Despite the failure rates surrounding any start-up business, I wanted to give my business idea a go, and succeed while avoiding to become another negative statistic.
Almost four years later after the launch of my commercial cleaning business, the drive to continue being a business owner still exists within me, and the business its self is thriving. That’s why I wanted to take a minute today, and share with you 6 tips when starting your own small business.
1. Research Ahead
Research is typically dull and boring, but researching your market, competition, industry trends, target market is essential to inform you on what steps you need to take to make your business a success.
2. What makes your different?
Every industry has its big players, and the bottom feeders that get a bone thrown their way. In order for your business to succeed you need to have a clear idea about what problem your business is solving, and how are you going to do it differently than your predecessors
Ask your self: What am I going to do in order to do things better than my competition?
3. Listen & Accept Feedback
You’d be surprised at how many people have poor listening skills. They let their egos get in the way. Rather than being students of the business, they throw their half-ass knowledge out. You can be different though, by simply listening, asking and accepting feedback. Trust me, this is where you’ll learn a lot about your business and possibly about your self as well.
You’re probably thinking now; “This is so obvious.” However, you’d be surprised at how many new small business owners forget about basics like this.
4.Try to Have a Debt Free Start-up
Poor cash-flow is one of the biggest reasons why small businesses fail to make it to the next level.

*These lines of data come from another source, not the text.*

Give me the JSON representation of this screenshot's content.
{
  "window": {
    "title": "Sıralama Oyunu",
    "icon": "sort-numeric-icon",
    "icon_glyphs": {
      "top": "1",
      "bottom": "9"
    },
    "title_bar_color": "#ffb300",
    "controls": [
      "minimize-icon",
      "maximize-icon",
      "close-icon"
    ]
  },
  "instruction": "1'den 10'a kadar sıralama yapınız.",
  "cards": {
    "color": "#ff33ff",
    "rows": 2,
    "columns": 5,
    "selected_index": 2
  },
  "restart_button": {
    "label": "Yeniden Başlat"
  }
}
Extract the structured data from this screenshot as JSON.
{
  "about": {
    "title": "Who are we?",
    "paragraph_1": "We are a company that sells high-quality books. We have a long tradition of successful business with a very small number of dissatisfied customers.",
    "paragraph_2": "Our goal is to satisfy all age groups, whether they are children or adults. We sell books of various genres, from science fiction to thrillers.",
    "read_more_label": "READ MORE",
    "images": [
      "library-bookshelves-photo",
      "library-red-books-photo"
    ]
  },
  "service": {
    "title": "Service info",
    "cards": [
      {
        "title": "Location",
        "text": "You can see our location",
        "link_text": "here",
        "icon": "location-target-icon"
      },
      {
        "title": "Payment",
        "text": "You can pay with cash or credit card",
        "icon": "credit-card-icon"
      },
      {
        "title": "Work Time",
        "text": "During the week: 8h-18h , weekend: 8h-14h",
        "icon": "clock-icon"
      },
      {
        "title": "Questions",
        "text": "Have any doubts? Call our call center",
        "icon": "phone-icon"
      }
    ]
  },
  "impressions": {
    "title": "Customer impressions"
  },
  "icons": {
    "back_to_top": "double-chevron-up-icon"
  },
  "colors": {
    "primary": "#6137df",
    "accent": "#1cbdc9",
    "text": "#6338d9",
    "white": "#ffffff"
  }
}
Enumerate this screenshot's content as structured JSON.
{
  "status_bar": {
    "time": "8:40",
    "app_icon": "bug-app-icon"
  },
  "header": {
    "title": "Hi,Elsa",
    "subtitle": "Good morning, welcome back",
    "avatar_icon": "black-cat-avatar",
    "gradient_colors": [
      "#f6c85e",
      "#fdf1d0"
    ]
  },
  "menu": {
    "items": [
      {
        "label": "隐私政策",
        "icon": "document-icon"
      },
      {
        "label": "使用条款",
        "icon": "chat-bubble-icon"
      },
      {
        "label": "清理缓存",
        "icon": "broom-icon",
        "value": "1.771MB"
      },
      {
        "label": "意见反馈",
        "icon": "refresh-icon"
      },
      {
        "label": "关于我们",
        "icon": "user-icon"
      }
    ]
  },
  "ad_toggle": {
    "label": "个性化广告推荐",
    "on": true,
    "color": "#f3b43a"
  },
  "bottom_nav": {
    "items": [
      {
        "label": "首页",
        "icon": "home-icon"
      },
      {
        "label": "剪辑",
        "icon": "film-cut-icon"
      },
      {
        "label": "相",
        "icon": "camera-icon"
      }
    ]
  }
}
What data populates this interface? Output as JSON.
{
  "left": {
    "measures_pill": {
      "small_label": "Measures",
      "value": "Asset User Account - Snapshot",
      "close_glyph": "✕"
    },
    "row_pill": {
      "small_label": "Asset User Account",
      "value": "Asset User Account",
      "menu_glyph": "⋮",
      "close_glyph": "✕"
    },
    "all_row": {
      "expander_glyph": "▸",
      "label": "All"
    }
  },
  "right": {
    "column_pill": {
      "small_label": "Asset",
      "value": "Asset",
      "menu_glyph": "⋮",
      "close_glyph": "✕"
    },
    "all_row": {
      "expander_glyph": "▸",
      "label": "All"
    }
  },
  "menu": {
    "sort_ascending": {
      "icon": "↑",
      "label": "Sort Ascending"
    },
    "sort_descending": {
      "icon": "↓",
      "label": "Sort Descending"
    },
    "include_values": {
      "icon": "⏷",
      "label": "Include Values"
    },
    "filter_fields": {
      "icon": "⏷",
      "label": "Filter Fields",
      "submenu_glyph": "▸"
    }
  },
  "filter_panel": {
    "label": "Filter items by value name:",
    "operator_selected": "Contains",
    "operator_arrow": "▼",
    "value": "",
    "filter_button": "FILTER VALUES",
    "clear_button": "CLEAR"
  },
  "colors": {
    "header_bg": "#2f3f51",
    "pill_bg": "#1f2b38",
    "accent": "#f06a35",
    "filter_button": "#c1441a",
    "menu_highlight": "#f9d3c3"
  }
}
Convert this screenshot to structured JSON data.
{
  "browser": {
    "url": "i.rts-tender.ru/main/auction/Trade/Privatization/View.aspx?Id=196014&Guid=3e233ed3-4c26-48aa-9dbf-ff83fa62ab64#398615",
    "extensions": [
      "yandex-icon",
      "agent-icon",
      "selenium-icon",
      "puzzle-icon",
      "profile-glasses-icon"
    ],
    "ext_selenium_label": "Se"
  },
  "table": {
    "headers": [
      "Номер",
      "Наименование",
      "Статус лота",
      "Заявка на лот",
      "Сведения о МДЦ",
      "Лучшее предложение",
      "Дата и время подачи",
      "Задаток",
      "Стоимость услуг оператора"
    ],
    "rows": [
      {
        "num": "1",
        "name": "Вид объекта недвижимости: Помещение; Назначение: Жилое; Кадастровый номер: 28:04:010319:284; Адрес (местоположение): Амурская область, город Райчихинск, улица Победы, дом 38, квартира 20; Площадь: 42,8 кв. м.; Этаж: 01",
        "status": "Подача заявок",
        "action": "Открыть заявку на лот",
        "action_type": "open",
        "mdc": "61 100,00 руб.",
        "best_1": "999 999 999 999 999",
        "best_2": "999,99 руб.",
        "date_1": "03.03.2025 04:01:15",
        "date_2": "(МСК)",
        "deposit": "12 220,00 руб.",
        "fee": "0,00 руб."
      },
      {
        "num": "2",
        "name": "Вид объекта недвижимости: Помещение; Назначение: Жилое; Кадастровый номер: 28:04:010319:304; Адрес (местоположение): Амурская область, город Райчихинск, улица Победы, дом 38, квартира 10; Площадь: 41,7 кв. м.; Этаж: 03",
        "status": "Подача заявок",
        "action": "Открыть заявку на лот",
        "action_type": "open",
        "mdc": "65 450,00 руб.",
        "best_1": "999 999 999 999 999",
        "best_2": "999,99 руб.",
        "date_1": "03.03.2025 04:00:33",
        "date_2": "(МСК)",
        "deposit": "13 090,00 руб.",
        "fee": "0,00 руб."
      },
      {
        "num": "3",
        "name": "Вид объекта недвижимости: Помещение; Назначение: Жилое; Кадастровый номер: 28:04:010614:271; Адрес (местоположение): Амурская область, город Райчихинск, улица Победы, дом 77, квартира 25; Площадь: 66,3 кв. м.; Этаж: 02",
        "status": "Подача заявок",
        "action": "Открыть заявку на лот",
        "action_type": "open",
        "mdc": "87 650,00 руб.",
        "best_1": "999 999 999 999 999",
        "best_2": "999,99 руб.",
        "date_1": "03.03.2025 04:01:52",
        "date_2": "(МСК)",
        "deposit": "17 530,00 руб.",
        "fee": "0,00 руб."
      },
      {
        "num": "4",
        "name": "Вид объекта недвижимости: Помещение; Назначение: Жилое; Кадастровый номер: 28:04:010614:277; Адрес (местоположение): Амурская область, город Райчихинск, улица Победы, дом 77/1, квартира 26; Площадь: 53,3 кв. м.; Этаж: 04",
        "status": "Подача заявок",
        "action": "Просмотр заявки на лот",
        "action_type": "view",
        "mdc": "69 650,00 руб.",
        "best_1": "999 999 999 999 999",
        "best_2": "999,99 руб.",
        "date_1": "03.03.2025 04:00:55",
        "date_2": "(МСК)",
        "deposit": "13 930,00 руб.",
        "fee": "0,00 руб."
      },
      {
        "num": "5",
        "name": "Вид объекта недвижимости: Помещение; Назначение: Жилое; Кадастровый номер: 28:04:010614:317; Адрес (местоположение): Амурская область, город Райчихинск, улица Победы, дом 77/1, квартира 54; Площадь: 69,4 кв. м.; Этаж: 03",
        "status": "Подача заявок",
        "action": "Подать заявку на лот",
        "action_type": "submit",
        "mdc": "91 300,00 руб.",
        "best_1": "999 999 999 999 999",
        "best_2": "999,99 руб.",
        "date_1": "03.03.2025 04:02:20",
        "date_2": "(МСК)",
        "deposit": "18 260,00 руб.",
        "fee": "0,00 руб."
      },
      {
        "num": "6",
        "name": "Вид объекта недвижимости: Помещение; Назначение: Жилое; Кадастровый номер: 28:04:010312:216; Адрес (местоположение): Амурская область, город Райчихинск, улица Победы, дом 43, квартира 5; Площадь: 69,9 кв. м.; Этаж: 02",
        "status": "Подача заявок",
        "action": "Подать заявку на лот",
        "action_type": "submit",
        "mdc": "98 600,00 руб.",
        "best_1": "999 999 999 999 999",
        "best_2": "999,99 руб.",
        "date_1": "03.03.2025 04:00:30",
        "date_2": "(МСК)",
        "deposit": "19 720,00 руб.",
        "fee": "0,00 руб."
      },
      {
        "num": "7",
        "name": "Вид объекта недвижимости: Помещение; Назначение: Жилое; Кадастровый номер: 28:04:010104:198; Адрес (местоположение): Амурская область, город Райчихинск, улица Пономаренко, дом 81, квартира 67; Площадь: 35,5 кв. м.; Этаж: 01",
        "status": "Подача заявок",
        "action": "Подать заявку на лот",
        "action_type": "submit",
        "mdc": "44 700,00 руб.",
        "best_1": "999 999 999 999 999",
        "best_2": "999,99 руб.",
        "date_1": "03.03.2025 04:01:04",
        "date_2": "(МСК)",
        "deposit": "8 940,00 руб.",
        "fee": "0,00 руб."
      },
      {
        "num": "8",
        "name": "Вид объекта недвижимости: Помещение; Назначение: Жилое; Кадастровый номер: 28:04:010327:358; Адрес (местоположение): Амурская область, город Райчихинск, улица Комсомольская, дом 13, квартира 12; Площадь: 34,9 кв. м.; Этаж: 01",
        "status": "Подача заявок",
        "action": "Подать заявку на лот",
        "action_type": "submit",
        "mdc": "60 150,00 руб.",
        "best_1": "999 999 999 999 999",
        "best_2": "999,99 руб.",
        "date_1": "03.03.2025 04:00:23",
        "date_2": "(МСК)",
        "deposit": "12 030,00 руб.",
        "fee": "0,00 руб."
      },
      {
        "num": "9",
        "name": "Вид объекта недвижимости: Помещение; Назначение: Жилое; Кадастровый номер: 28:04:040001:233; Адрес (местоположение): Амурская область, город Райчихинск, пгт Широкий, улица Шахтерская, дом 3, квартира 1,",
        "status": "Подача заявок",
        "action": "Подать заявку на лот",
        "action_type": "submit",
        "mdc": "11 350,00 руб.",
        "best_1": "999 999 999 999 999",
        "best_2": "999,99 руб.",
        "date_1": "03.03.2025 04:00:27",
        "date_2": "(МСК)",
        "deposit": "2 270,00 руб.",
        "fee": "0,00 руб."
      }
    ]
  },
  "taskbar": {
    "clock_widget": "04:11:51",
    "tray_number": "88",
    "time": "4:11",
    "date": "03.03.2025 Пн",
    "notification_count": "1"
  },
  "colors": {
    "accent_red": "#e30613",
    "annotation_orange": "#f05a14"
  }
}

Failing to manage money properly in the early stages of your business can make the numbers hard to stack up. One sure way to avoid cash-flow pitfalls is to have a debt free start-up or with little debt as possible. Maxing out credit-cards will only make it harder down the road as the monthly bills keep on piling up. Eventually you’ll be paying everyone else, and have nothing left over for your self.
5. Outsource As You Need To
In the every early stages of your small business you’ll probably be the marketing person, accountant, advertising rep, sales rep and the general office clerk. Eventually business will start to pickup, and your skills will be more useful elsewhere. This is the point where you need to suck it up, accept it, and spend a little money by outsourcing certain tasks.
More importantly, you as the small business owner needs to recognize that you won’t be great at everything. So, why not pass it onto someone who’s more skilled and knowledgeable.
Develop a relationship with your accountant, graphic designer or your printer, treat them as a business colleague vs. an expense. Eventually through time and many business transactions, you’ll develop a relationship beyond a business, and these people will become someone you can bounce ideas off, and someone who’ll make recommendations for your business as well.
6. Test and More Test
Thousands of people right now are holding down full-time jobs while starting a small business. I was one of those people, and for the most part still am today. My day doesn’t end at 5. It instead continues sometimes well into the night. People who work like this are often referred to as the 5-9 shift, although in reality the hours are much longer.
The beautiful part of testing the 5-9 shift is that you don’t have to commit to your business full-time, still earn a living, and more importantly test whether your small business and being an entrepreneur is right for you.
Readers, can you suggest anymore tips for new entrepreneurs?